James-MEOW Date: Sunday, July 8. 12014 H.E. (Holocene Era) ( )
  MEOWDate | Jul 15, 2014 |
I stumbled on this in a resort hotel library and was startled to find that my library had stashed it away in a special storage section. When I read it, I understood why.

Siege details the evolution and execution of an African-American led revolution and a meticulously planned takeover of the the island of Manhattan. In a paranoid age when government and industry now guard even the most innocuous information, it is easy to see why this book, with its detailed strategic terrorist plans, might disturb The Powers That Be.

Yet that is not the best part.
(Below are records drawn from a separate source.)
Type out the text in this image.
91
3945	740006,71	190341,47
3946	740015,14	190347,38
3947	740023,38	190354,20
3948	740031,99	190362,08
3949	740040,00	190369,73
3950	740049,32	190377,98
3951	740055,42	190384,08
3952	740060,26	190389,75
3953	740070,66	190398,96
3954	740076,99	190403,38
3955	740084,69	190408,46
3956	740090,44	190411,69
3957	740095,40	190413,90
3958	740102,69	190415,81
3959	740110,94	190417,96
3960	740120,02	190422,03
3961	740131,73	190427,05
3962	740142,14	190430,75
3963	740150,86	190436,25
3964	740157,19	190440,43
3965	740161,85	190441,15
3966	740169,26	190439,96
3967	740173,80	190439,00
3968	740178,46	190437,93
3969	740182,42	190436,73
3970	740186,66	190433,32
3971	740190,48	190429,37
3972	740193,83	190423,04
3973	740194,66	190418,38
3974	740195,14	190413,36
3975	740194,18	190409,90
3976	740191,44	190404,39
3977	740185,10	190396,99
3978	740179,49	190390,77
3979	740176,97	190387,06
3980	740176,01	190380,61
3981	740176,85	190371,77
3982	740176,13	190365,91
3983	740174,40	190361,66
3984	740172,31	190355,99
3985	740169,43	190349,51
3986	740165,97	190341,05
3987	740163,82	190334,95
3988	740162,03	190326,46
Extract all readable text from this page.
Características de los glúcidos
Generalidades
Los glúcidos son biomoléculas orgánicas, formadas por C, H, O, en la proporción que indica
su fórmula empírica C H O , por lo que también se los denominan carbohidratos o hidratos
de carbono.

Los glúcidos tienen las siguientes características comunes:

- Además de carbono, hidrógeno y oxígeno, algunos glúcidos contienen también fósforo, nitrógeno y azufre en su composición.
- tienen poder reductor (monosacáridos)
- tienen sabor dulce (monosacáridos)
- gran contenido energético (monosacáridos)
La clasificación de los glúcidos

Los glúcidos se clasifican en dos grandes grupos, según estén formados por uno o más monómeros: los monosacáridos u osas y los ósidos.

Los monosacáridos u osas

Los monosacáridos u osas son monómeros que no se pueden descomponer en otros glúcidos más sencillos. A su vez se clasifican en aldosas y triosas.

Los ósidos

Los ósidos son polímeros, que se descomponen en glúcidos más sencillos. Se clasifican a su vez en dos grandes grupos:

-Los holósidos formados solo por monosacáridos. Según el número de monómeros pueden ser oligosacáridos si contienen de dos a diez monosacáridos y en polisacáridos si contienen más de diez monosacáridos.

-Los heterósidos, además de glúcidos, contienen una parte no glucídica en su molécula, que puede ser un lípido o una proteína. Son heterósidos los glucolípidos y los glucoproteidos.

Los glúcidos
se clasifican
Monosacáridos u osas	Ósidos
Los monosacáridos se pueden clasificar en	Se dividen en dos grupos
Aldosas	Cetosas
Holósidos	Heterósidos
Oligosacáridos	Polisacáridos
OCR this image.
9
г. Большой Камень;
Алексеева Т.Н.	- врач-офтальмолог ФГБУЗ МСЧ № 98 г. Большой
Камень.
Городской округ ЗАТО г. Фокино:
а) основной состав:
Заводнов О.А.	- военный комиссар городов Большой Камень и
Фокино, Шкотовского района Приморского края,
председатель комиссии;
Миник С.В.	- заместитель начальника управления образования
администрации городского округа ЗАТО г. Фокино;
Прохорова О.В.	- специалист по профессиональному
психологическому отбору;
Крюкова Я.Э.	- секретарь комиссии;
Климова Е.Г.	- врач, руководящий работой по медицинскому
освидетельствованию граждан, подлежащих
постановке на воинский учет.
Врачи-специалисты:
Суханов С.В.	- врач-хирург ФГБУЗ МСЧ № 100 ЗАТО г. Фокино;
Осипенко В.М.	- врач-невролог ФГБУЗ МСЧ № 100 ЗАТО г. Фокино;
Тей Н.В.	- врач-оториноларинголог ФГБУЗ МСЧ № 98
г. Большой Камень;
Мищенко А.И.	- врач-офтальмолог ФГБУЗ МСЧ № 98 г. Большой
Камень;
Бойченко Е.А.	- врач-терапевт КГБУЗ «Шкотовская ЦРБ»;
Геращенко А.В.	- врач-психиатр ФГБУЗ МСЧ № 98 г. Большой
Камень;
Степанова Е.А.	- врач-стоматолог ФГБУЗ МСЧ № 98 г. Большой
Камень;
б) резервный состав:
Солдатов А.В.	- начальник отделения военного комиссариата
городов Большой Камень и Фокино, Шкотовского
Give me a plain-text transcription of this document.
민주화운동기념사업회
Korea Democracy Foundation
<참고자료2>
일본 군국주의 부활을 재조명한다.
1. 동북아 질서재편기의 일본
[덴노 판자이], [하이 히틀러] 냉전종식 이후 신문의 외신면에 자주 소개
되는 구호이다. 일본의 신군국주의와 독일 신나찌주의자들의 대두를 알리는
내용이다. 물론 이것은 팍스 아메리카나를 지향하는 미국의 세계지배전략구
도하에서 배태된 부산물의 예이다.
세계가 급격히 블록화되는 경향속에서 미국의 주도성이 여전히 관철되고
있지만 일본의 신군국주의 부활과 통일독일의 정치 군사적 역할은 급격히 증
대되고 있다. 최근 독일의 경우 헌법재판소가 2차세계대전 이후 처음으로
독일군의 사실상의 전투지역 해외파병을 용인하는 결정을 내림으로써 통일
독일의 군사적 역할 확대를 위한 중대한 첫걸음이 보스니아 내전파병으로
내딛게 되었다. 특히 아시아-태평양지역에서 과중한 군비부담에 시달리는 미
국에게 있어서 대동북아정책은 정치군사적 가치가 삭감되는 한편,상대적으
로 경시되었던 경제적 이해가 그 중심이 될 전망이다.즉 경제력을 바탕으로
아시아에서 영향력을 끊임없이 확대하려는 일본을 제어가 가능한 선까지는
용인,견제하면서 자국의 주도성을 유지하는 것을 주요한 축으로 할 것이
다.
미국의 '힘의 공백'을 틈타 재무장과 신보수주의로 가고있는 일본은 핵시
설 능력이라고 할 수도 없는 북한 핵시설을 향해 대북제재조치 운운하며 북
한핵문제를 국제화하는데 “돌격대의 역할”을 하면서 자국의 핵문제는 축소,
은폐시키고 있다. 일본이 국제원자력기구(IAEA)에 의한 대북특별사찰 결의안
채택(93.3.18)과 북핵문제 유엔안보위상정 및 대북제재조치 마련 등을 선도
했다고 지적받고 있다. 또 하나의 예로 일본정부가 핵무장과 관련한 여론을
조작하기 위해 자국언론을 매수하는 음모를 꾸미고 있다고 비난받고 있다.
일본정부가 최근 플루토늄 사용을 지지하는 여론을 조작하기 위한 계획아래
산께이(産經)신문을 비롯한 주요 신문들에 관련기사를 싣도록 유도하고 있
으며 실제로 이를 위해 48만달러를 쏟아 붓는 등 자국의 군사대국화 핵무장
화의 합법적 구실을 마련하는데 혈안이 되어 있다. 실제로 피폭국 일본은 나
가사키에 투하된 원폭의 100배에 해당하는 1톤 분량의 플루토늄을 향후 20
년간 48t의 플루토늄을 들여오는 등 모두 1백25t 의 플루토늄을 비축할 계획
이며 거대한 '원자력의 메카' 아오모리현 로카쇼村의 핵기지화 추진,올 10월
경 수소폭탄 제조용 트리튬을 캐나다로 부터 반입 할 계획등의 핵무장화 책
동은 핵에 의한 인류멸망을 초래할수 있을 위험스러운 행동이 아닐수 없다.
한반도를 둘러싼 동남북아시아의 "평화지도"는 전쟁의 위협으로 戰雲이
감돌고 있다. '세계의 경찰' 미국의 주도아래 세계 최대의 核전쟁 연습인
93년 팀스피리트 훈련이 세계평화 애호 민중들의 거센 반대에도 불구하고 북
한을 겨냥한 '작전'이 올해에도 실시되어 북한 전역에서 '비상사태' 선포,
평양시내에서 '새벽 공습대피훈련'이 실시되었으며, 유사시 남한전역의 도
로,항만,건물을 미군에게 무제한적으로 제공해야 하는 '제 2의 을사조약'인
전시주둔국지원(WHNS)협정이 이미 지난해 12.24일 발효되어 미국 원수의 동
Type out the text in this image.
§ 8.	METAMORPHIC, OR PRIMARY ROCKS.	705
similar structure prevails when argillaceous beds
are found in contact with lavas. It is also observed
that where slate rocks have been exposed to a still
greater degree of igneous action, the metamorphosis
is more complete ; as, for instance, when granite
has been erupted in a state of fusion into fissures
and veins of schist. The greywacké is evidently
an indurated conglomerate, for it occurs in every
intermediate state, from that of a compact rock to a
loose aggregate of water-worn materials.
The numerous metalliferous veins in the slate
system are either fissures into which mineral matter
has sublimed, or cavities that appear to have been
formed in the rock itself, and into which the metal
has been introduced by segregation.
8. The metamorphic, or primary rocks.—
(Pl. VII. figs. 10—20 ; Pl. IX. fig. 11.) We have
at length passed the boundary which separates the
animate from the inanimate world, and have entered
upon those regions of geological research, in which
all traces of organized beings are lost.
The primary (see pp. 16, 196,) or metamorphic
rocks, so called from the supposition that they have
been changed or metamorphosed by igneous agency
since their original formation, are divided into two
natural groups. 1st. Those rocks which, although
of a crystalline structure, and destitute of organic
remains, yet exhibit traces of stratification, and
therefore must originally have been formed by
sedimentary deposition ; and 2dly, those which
Written in 1967, while the Vietnam War was still raging, ghetto riots were still recent news and Black Power was in the air, the plot must have seemed really plausible. The story is told chiefly through the lives of a black radical and a black career military man. Both have suffered slights and humiliation for their race, but have developed differently.

William Gray becomes a man obsessed with power, a man without scruples who leads a revolution, yet refers disdainfully to this followers as “burr heads”. Shawcross is a dedicated soldier, unhappy with the wanton loss of black soldiers in Vietnam, but unmotivated to do anything about it until he is radicalized by the murder of his family. The tensions between these men form the central drama of the novel.

The book is written as a thriller, and certainly succeeds at that level, but it is most interesting as a piece of cultural history.